October 14, 2009

Book Review - "Passing the Guard" 2nd Ed.

Okay lets get it out of the way... this will be a very biased review since Tim Cartmell, co-author of "Passing the Guard," is my teacher. And it is his unrelenting commitment to the highest standard in his teachings, and his writing / translation work, that has kept me as a student of his for going on 8 years now. This 2nd edition, fully revised and expanded (100+ more pages), once again sets a standard for BJJ / grappling based texts will have to strive for in the future.

Brand new glossy paper, combined with over 75% of the pictures re-shot in digital, make this a visually stunning book and the instruction crystal clear. The co-author, Ed Beneville, chose to keep some of the pictures from the first edition (just in case you were wondering why Tim had purple and brown belts in some of the pictures) for editorial reasons, but overall the quality and clarity of the pictures has improved ten fold.

As with the first edition the layout of "Passing the Guard" is easy on the eyes, and quite easy to follow even with the impressive amount of photographs. Where some books show 4-6 pictures with each technique often times glossing over transitional movements, here the authors have broken down and exhibit every minute detail often times over 8-15 photo's! These photographs are trumped only by the text which offers students of the grappling game great details and small hints that come from years and years of time on the mat.

Written in clear, concise language we are walked through the fundamentals of grips, balance, posture, and what exactly the guard is and why it is so important. Rigan Machado states that 80% of BJJ is working the guard, and trying to pass the guard! Coming from arguably the best grappler ever, it seems to be an important position that one should become proficient at both offensively and defensively. A great aspect of this book is that the authors showcase bad positions and what happens when you make mistakes. This is great because many instructionals tell you "not to put your hands there" but never explain WHY!?!?
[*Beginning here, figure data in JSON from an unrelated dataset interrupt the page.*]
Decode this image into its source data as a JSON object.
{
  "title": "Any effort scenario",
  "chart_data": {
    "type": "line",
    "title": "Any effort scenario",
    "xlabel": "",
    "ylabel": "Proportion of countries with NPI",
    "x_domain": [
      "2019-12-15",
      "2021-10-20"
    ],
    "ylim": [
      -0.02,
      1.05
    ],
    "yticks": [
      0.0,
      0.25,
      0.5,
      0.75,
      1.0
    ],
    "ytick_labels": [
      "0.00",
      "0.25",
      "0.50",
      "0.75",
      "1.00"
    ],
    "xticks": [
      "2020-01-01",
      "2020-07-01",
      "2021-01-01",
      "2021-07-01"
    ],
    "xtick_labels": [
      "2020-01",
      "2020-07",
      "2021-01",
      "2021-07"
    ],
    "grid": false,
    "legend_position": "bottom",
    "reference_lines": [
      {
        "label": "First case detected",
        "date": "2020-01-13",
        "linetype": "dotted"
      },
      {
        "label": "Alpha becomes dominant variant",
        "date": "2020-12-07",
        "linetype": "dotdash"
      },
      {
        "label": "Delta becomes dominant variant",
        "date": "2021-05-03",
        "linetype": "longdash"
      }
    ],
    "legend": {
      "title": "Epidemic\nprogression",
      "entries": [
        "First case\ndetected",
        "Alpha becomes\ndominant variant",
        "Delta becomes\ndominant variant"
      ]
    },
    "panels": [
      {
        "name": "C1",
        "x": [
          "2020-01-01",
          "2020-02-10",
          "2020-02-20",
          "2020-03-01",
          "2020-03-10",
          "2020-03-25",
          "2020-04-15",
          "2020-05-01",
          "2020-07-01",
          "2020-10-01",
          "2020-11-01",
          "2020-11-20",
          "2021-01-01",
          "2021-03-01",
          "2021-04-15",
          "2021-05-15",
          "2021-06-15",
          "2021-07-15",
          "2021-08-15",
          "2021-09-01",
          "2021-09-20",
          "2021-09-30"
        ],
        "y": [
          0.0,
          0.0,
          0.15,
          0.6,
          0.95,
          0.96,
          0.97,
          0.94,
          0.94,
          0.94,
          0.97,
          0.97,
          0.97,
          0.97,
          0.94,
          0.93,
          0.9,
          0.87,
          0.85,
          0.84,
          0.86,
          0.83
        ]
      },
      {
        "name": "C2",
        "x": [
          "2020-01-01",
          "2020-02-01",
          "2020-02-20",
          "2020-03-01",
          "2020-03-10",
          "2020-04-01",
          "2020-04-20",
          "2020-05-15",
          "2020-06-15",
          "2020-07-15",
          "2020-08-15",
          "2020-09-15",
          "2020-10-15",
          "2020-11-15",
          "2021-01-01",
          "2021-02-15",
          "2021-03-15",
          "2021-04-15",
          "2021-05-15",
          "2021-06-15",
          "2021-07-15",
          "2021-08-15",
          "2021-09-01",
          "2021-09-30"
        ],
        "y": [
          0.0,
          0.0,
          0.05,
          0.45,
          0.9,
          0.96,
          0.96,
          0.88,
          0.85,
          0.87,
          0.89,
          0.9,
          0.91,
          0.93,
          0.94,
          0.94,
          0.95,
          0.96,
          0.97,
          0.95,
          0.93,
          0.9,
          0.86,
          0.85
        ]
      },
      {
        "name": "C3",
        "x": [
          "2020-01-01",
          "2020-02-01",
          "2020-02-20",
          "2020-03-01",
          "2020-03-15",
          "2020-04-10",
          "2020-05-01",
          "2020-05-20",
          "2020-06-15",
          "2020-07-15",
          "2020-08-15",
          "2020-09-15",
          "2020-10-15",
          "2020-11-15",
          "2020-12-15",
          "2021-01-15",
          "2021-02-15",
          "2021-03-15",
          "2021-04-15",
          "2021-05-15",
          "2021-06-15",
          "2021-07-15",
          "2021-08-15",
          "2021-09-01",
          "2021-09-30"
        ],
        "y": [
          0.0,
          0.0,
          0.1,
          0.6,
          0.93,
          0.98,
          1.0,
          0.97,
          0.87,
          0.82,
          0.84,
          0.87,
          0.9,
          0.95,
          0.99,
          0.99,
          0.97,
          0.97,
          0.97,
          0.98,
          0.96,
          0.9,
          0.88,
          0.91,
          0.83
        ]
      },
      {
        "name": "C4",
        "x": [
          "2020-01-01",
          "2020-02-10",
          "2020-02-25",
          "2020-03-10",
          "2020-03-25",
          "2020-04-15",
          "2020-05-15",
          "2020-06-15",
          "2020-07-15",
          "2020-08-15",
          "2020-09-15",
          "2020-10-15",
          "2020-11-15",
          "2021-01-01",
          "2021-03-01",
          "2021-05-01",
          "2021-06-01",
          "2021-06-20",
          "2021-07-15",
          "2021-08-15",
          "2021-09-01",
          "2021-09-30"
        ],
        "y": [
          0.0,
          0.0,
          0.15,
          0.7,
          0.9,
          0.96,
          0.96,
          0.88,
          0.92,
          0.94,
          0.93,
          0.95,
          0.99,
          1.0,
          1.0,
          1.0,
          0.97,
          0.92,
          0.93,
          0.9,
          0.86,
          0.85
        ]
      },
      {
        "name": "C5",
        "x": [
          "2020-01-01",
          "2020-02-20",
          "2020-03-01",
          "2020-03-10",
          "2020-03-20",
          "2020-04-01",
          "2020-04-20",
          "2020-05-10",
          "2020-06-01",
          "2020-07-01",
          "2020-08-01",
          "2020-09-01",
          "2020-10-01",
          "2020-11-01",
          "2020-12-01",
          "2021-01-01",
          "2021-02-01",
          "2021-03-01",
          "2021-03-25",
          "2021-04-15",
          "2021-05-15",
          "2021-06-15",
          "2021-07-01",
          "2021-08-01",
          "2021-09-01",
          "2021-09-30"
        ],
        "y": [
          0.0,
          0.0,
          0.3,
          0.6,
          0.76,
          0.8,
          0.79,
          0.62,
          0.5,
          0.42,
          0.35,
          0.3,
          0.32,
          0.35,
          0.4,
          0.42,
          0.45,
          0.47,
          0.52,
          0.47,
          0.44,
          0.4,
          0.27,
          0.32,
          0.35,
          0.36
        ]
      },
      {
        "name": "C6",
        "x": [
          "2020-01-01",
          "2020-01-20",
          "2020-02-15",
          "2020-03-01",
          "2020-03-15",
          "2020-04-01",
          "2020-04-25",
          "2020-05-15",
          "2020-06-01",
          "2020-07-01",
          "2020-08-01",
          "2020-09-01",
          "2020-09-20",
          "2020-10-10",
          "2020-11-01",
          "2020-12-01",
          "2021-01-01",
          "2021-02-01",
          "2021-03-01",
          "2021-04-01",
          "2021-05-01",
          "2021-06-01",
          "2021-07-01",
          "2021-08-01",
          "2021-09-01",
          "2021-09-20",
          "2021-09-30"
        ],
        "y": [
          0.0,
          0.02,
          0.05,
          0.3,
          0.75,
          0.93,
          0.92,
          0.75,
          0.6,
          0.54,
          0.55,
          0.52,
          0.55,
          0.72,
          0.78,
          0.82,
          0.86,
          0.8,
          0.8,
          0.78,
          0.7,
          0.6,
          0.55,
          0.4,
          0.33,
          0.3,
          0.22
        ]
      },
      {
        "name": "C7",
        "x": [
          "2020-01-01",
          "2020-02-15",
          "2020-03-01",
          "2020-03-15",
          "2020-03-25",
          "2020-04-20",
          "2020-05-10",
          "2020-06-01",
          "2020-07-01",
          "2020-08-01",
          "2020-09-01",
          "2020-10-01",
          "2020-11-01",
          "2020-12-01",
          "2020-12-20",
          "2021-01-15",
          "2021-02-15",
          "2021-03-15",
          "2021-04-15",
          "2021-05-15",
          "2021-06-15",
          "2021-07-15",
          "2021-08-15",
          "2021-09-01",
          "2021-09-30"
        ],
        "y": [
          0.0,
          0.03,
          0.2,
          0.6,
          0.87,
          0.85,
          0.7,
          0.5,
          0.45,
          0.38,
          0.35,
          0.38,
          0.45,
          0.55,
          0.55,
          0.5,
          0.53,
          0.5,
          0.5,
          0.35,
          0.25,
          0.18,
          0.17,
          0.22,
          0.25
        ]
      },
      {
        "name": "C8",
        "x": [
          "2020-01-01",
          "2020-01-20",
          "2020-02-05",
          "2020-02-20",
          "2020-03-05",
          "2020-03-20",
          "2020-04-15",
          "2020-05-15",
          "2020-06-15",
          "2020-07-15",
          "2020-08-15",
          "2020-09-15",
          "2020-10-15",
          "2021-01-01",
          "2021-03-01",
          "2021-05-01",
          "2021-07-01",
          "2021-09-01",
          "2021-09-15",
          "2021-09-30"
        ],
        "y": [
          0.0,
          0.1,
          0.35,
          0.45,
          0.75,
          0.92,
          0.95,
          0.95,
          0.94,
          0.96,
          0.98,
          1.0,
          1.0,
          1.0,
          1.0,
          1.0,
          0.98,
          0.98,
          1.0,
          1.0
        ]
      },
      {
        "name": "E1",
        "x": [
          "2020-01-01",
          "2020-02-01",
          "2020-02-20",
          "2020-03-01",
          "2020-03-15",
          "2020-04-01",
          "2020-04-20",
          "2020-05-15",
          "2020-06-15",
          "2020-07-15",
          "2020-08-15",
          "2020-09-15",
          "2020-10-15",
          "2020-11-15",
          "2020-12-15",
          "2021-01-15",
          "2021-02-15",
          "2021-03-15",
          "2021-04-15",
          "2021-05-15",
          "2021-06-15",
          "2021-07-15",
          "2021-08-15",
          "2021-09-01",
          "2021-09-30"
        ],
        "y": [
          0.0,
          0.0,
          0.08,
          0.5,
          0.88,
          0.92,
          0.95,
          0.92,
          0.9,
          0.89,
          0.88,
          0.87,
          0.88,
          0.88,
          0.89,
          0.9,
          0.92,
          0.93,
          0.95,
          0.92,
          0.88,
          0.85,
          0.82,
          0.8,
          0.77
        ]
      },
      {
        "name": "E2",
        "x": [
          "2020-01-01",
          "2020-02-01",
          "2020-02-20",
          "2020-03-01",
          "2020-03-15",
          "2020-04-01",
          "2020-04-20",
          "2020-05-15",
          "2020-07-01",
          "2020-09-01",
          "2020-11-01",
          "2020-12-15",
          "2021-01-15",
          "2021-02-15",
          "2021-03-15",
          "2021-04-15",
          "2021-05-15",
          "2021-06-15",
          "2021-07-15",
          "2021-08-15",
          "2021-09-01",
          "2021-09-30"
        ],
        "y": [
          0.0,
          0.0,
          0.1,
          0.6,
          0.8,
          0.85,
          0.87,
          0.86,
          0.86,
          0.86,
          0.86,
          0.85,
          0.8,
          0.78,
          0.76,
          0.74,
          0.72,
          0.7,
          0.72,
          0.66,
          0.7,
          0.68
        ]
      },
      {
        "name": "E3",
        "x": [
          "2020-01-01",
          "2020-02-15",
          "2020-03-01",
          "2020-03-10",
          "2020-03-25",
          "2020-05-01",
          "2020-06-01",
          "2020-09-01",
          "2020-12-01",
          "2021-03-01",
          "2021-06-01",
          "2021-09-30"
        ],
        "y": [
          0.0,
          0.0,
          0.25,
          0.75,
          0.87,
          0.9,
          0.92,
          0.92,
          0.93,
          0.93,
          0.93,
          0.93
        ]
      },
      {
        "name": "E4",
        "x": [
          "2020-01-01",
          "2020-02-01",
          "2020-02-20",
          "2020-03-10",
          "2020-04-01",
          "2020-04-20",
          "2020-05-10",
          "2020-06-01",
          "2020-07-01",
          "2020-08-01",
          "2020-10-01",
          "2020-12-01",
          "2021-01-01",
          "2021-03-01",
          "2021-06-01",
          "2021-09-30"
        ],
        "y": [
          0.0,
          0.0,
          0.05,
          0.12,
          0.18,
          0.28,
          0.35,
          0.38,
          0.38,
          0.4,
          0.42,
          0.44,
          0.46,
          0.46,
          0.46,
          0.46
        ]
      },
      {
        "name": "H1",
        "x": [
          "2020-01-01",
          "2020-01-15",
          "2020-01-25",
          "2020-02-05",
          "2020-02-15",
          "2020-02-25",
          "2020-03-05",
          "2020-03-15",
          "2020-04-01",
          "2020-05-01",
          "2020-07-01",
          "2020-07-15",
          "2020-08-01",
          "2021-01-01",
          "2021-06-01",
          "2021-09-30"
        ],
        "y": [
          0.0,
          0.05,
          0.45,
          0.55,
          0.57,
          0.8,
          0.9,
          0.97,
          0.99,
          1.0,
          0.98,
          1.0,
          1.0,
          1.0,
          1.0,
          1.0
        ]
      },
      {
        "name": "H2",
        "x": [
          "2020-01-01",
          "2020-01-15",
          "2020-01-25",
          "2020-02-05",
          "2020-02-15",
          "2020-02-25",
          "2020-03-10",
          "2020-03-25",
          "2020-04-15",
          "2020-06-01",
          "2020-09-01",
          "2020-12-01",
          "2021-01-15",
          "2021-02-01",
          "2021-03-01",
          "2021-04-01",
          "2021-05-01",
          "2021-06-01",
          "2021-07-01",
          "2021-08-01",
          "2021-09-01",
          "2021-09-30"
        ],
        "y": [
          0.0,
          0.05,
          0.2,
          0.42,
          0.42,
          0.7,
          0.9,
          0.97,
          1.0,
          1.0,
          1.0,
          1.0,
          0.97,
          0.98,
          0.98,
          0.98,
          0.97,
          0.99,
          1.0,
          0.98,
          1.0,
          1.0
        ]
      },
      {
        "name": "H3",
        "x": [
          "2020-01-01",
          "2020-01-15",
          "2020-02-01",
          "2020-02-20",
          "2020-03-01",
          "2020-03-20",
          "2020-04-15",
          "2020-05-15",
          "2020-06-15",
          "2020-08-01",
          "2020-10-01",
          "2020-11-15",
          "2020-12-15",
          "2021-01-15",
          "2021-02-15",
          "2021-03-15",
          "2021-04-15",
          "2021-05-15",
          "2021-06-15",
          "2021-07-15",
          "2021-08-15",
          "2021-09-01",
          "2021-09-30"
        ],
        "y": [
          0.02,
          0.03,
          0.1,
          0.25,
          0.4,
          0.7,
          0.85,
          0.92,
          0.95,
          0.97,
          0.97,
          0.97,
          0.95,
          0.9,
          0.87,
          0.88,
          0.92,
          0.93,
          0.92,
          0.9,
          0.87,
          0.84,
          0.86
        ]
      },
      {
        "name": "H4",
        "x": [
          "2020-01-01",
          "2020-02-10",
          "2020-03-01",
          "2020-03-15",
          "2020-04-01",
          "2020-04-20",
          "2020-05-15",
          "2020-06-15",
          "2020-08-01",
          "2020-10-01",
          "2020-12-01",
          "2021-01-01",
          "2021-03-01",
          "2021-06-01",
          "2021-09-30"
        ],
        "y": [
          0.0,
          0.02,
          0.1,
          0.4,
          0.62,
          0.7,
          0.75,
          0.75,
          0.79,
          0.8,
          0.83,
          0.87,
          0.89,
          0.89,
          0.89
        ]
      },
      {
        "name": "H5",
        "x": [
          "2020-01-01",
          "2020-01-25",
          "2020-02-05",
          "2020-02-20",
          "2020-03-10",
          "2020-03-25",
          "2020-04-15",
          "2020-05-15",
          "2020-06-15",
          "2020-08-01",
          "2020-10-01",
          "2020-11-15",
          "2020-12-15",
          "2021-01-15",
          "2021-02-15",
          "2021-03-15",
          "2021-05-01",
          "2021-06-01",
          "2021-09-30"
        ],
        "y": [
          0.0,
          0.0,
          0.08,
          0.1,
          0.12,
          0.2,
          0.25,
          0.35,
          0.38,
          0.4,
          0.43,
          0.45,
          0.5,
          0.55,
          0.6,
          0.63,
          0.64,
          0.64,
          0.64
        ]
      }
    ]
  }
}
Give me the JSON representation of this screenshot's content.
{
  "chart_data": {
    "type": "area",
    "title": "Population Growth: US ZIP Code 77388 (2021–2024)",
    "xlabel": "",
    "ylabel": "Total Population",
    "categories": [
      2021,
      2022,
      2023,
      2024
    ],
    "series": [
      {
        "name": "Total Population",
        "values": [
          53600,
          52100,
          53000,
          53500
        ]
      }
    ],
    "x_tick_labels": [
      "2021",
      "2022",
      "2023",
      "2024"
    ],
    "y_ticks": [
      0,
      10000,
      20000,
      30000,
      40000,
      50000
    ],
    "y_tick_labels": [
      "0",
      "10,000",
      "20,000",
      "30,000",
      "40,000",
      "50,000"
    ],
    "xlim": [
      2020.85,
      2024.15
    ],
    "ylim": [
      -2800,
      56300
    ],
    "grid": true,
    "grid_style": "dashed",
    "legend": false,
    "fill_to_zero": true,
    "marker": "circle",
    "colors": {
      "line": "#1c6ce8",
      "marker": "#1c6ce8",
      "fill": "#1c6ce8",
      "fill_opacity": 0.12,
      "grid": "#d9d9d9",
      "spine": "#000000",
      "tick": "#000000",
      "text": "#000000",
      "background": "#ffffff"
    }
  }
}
Again this book is comprehensive in its scope covering all aspects of passing the guard, maintaining the guard, 1/2 guard, turtle positions, passing from the knees, standing passes, and in this new edition more focus was put on various attacks including leg attacks that are, for the most part, banned in BJJ competition but are essential to self defense situations and no gi grappling (such as the Abu Dhabi Grappling Championships). Counters to popular techniques such as the lockdown are covered, but the focus on maintaining position is the foundation that all attacks are predicated upon. The authors even state to abandon attacks if one feels they are in danger of getting swept or pulled back into the guard.

Personally knowing Tim and training under his detailed eye I must say that the best addition to this pivotal book is the chapter on drills and solo exercises. Sadly missing from most all texts on grappling, solo exercises are essential because not only do they build strength, endurance, and power but they also mimic actual techniques one would do on the mat. Reinforcement in your muscle memory will pay dividends in your grappling game. Tim came to Seattle about 1 1/2 years ago to offer a whole seminar on solo grappling drills and I must say it was one of his best seminars! Here is a peak at some of his many exercises and drills that will challenge even the most fit black belt! Rumors have been abound regarding Tim making a DVD on solo exercises for both grappling and stand up combat. Stay tuned!

What more can I say, this book is essential. To be honest all three of the Guard volumes are invaluable, and should rest on the shelves of any serious grappler. Some of the best photography I have seen in the martial publication world. Great details from qualified experts sharing their game. "Passing the Guard" is one of the best books on the BJJ media market. Buy it today and if you are not happy I will buy it back from you!